To somewhat echo JiM's comments, I would hasten to add that the subject of my forthcoming dissertation is the undertreatment of pain in the U.S. The evidence is virtually beyond dispute that we treat pain, and in particular chronic pain, just terribly. This is not a problem of technical capacity -- we have the ability to treat most kinds of pain experiences far better than we do.

Thus, while I am obviously not in favor of any kind of stealth advocacy, and I applaud Roy and this blog in general for continually urging that the links and connections between industry and advocacy groups need to be made more transparent (and discussed), there are significant problems with the stigma and undertreatment that chronic pain sufferers endure.
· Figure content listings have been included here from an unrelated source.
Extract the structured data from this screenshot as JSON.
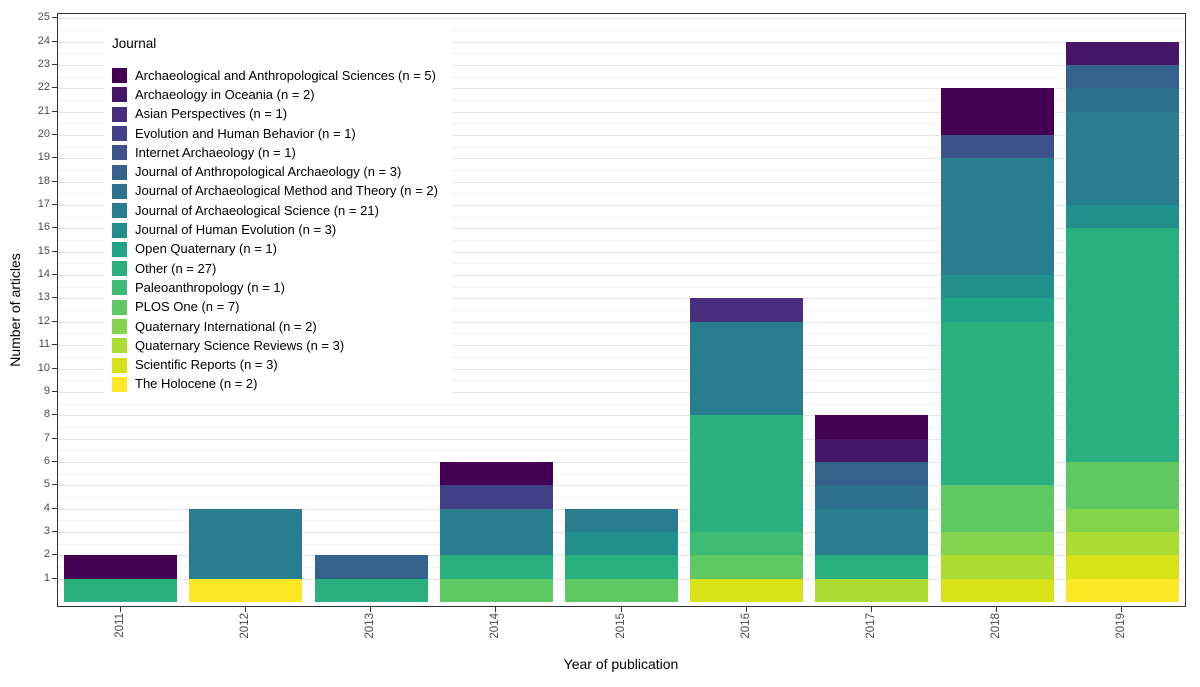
{
  "chart_data": {
    "type": "bar",
    "stacked": true,
    "stack_order": "first-series-on-top",
    "orientation": "vertical",
    "title": "",
    "x_label": "Year of publication",
    "y_label": "Number of articles",
    "categories": [
      "2011",
      "2012",
      "2013",
      "2014",
      "2015",
      "2016",
      "2017",
      "2018",
      "2019"
    ],
    "year_totals": [
      2,
      4,
      2,
      6,
      4,
      13,
      8,
      22,
      24
    ],
    "ylim": [
      0,
      25
    ],
    "y_tick_step": 1,
    "grid": true,
    "legend_title": "Journal",
    "legend_position": "top-left-inside",
    "palette": "viridis",
    "series": [
      {
        "name": "Archaeological and Anthropological Sciences (n = 5)",
        "color": "#440154",
        "values": [
          1,
          0,
          0,
          1,
          0,
          0,
          1,
          2,
          0
        ]
      },
      {
        "name": "Archaeology in Oceania (n = 2)",
        "color": "#461769",
        "values": [
          0,
          0,
          0,
          0,
          0,
          0,
          1,
          0,
          1
        ]
      },
      {
        "name": "Asian Perspectives (n = 1)",
        "color": "#472D7B",
        "values": [
          0,
          0,
          0,
          0,
          0,
          1,
          0,
          0,
          0
        ]
      },
      {
        "name": "Evolution and Human Behavior (n = 1)",
        "color": "#424086",
        "values": [
          0,
          0,
          0,
          1,
          0,
          0,
          0,
          0,
          0
        ]
      },
      {
        "name": "Internet Archaeology (n = 1)",
        "color": "#3B528B",
        "values": [
          0,
          0,
          0,
          0,
          0,
          0,
          0,
          1,
          0
        ]
      },
      {
        "name": "Journal of Anthropological Archaeology (n = 3)",
        "color": "#33628D",
        "values": [
          0,
          0,
          1,
          0,
          0,
          0,
          1,
          0,
          1
        ]
      },
      {
        "name": "Journal of Archaeological Method and Theory (n = 2)",
        "color": "#2D708E",
        "values": [
          0,
          0,
          0,
          0,
          0,
          0,
          1,
          0,
          1
        ]
      },
      {
        "name": "Journal of Archaeological Science (n = 21)",
        "color": "#287D8E",
        "values": [
          0,
          3,
          0,
          2,
          1,
          4,
          2,
          5,
          4
        ]
      },
      {
        "name": "Journal of Human Evolution (n = 3)",
        "color": "#21908C",
        "values": [
          0,
          0,
          0,
          0,
          1,
          0,
          0,
          1,
          1
        ]
      },
      {
        "name": "Open Quaternary (n = 1)",
        "color": "#20A386",
        "values": [
          0,
          0,
          0,
          0,
          0,
          0,
          0,
          1,
          0
        ]
      },
      {
        "name": "Other (n = 27)",
        "color": "#2AB07F",
        "values": [
          1,
          0,
          1,
          1,
          1,
          5,
          1,
          7,
          10
        ]
      },
      {
        "name": "Paleoanthropology (n = 1)",
        "color": "#3EBC74",
        "values": [
          0,
          0,
          0,
          0,
          0,
          1,
          0,
          0,
          0
        ]
      },
      {
        "name": "PLOS One (n = 7)",
        "color": "#5EC962",
        "values": [
          0,
          0,
          0,
          1,
          1,
          1,
          0,
          2,
          2
        ]
      },
      {
        "name": "Quaternary International (n = 2)",
        "color": "#84D44B",
        "values": [
          0,
          0,
          0,
          0,
          0,
          0,
          0,
          1,
          1
        ]
      },
      {
        "name": "Quaternary Science Reviews (n = 3)",
        "color": "#AADC32",
        "values": [
          0,
          0,
          0,
          0,
          0,
          0,
          1,
          1,
          1
        ]
      },
      {
        "name": "Scientific Reports (n = 3)",
        "color": "#D8E219",
        "values": [
          0,
          0,
          0,
          0,
          0,
          1,
          0,
          1,
          1
        ]
      },
      {
        "name": "The Holocene (n = 2)",
        "color": "#FDE725",
        "values": [
          0,
          1,
          0,
          0,
          0,
          0,
          0,
          0,
          1
        ]
      }
    ]
  }
}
I don't think the two issues are mutually exclusive. One can indeed voice the concerns Roy does, and simultaneously take quite seriously the liminality that persons with pain and other contested illnesses undergo. But it is a serious error to permit the legitimate concern with disease-mongering to exhaust ethical attention to the suffering and plight that, at least as to pain, is widespread.

Bernard Carroll said...

I do not disagree with JiM or Daniel Goldberg. But the bottom fishing trials of tired old drugs for FM are basically experimercials, not incisive clinical research. Worse, they tie up resources that could better be deployed to real clinical research that might actually answer the kind of question JiM describes.

Bernard Carroll

Bernard Carroll said...

I do not disagree with JiM or Daniel Goldberg. But the bottom fishing trials of tired old drugs for FM are basically experimercials, not incisive clinical research. Worse, they tie up resources that could better be deployed to real clinical research that might actually answer the kind of question JiM describes.